Oceans Management: A New Paradigm for Managing Canada’s Aquatic Resources

Ronald K. Kadowaki, Donna M. Petrachenko, Dick Carson, Athana Metzelopoulos

doi: https://doi.org/10.47886/9781888569551.ch87

Bordered by oceans on three sides (Atlantic, Arctic, and Pacific), Canada is a country that has virtually unparalleled marine and coastal resources. Canada has the world’s longest coastline and the second largest continental shelf. Forming a portion of this coastline is Canada’s Arctic Archipelago, the largest archipelago in the world.

Of Canada’s 10 provinces, 8 are coastal—as are all of its northern territories and many of its major cities. Approximately 23% of Canadians live in coastal communities. Canada’s coastal endowment has enormous potential to benefit present and future generations. Coastal areas are crucial for transportation, fishing and aquaculture, recreation and tourism, and subsistence. In economic terms, substantial wealth is generated from Canadian marine resources. For residents of the coastal zone, however, its value in social, cultural, and spiritual terms far exceeds its economic worth.

Today, Canada’s coastal riches face more threats and pressures than ever before. They include increasing and competing demands for the resources themselves as well as pressure from unrelated human developments—not only along and adjacent to the coast, on land and in the water, but also from global changes brought about by human ac activity many thousands of kilometers away.
In this paper, we

• explain the context for integrated oceans management in Canada,
• describe its relationship to fisheries management,
• outline a new approach to decision-making processes at the local and regional (coastwide) levels that support integrated management, and
• present some of the challenges facing Canada as it moves toward this new paradigm.

Canada’s Oceans Act calls on Canada’s Department of Fisheries and Oceans (also known as Fisheries and Oceans Canada or DFO) to address the numerous and compelling problems and economic development opportunities facing Canada’s coasts through the development of a strategy for oceans management. The act further provides for the development and implementation, with stakeholders, of plans for the integrated management of activities in or affecting estuaries, coastal waters, and marine waters.

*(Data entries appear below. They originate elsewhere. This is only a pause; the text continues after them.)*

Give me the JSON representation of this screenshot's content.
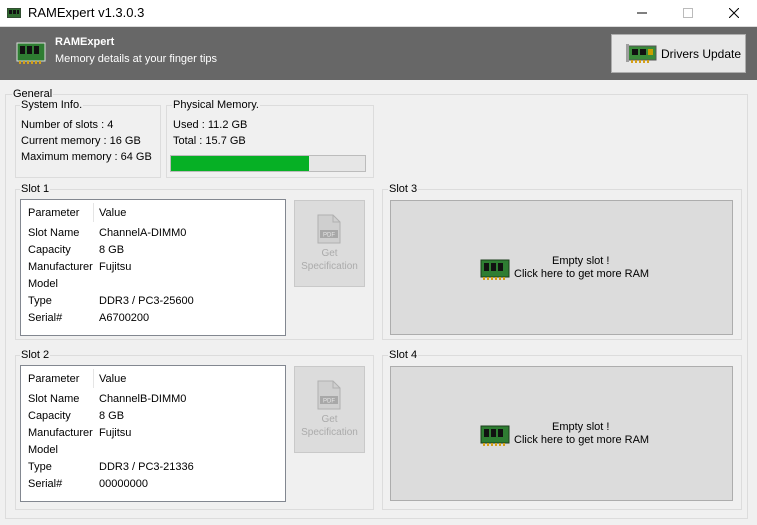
{
  "window": {
    "title": "RAMExpert v1.3.0.3"
  },
  "header": {
    "brand": "RAMExpert",
    "tagline": "Memory details at your finger tips",
    "drivers_update_label": "Drivers Update"
  },
  "general": {
    "label": "General",
    "system_info": {
      "label": "System Info.",
      "slots": "Number of slots : 4",
      "current": "Current memory : 16 GB",
      "maximum": "Maximum memory : 64 GB"
    },
    "physical_memory": {
      "label": "Physical Memory.",
      "used": "Used : 11.2 GB",
      "total": "Total : 15.7 GB",
      "usage_fraction": 0.71,
      "bar_color": "#06b025"
    }
  },
  "table_headers": {
    "parameter": "Parameter",
    "value": "Value"
  },
  "spec_button": {
    "line1": "Get",
    "line2": "Specification",
    "icon": "pdf-file-icon"
  },
  "slots": [
    {
      "label": "Slot 1",
      "rows": [
        {
          "param": "Slot Name",
          "value": "ChannelA-DIMM0"
        },
        {
          "param": "Capacity",
          "value": "8 GB"
        },
        {
          "param": "Manufacturer",
          "value": "Fujitsu"
        },
        {
          "param": "Model",
          "value": ""
        },
        {
          "param": "Type",
          "value": "DDR3 / PC3-25600"
        },
        {
          "param": "Serial#",
          "value": "A6700200"
        }
      ]
    },
    {
      "label": "Slot 2",
      "rows": [
        {
          "param": "Slot Name",
          "value": "ChannelB-DIMM0"
        },
        {
          "param": "Capacity",
          "value": "8 GB"
        },
        {
          "param": "Manufacturer",
          "value": "Fujitsu"
        },
        {
          "param": "Model",
          "value": ""
        },
        {
          "param": "Type",
          "value": "DDR3 / PC3-21336"
        },
        {
          "param": "Serial#",
          "value": "00000000"
        }
      ]
    },
    {
      "label": "Slot 3",
      "empty_line1": "Empty slot !",
      "empty_line2": "Click here to get more RAM"
    },
    {
      "label": "Slot 4",
      "empty_line1": "Empty slot !",
      "empty_line2": "Click here to get more RAM"
    }
  ]
}
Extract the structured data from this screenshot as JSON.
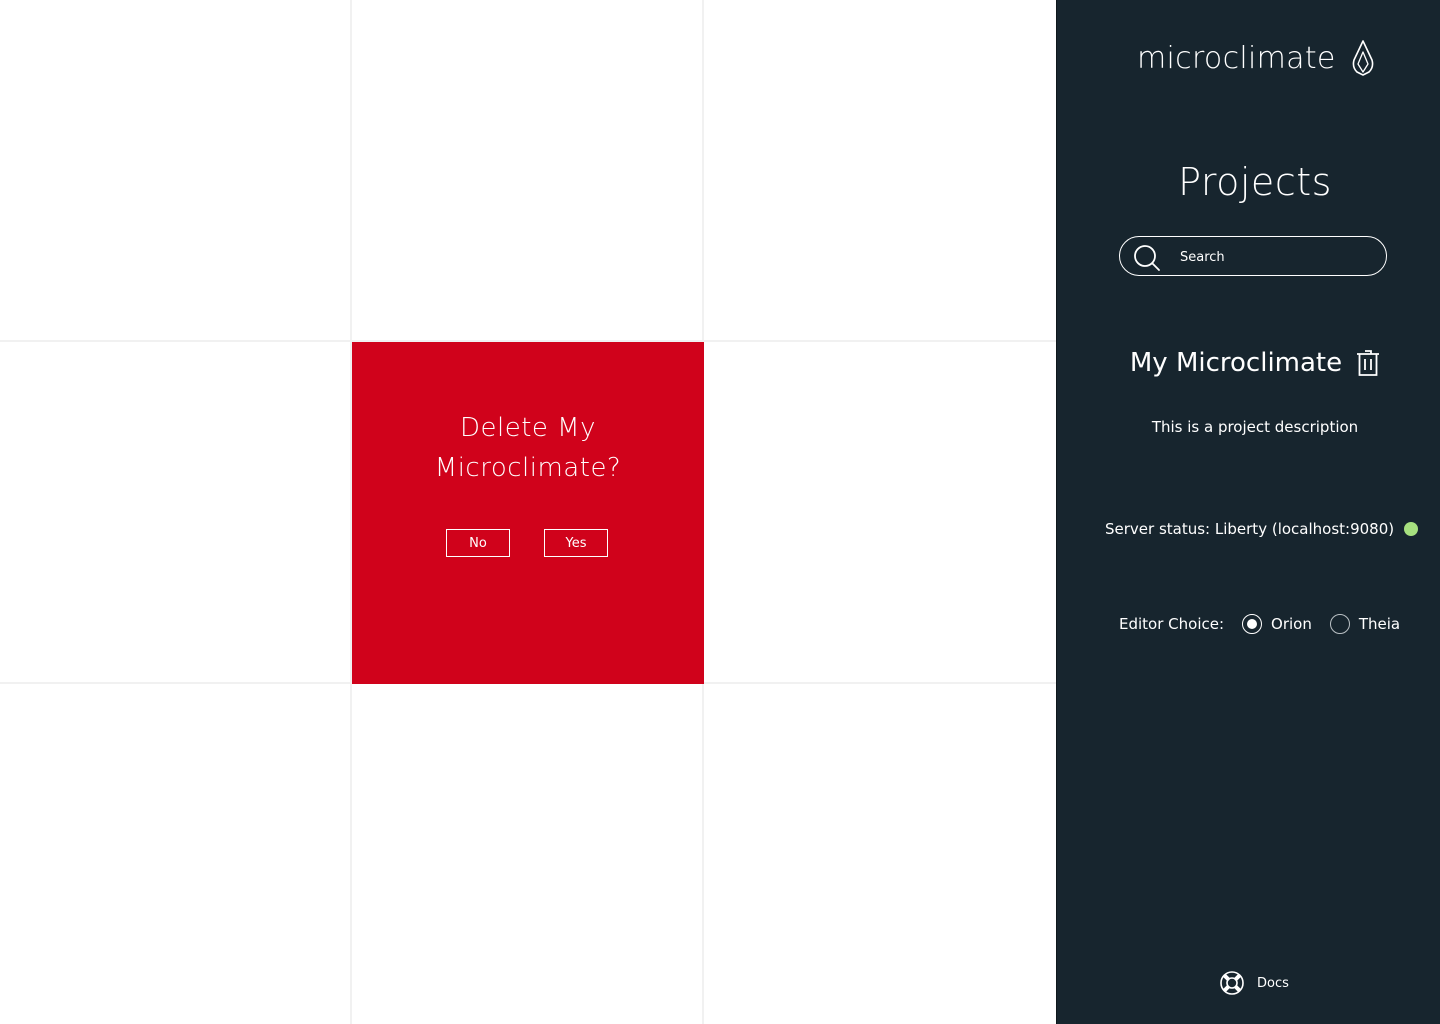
{
  "colors": {
    "accent_red": "#d0021b",
    "panel_bg": "#17252e",
    "status_ok": "#a6e07f"
  },
  "confirm": {
    "title": "Delete My Microclimate?",
    "no_label": "No",
    "yes_label": "Yes"
  },
  "sidebar": {
    "brand": "microclimate",
    "brand_icon": "microclimate-flame-logo",
    "title": "Projects",
    "search": {
      "placeholder": "Search",
      "value": ""
    },
    "project": {
      "name": "My Microclimate",
      "description": "This is a project description",
      "server_status": "Server status: Liberty (localhost:9080)",
      "server_state": "running"
    },
    "editor": {
      "label": "Editor Choice:",
      "options": [
        {
          "label": "Orion",
          "selected": true
        },
        {
          "label": "Theia",
          "selected": false
        }
      ]
    },
    "docs_label": "Docs",
    "docs_icon": "lifebuoy-icon"
  }
}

As the federal lead agency for oceans, DFO recognizes the interests and roles of other federal departments, provinces, and territories in the coastal zone. Under the authority of the Oceans Act, DFO is required to

• cooperate, prepare, and disseminate (with stakeholders) educational materials and information to advance the understanding of coastal processes and integrated coastal zone management (ICZM);
• coordinate the planning and management of DFO’s coastal regulatory activities with those of other regulatory authorities;
• draw a wide range of stakeholders into the process to integrate the planning and management of their activities;
• provide specialized information, scientific and technical advice, and research on the coastal marine environment and its living resources required to develop integrated management plans; and
• enforce environmental provisions under DFO authority.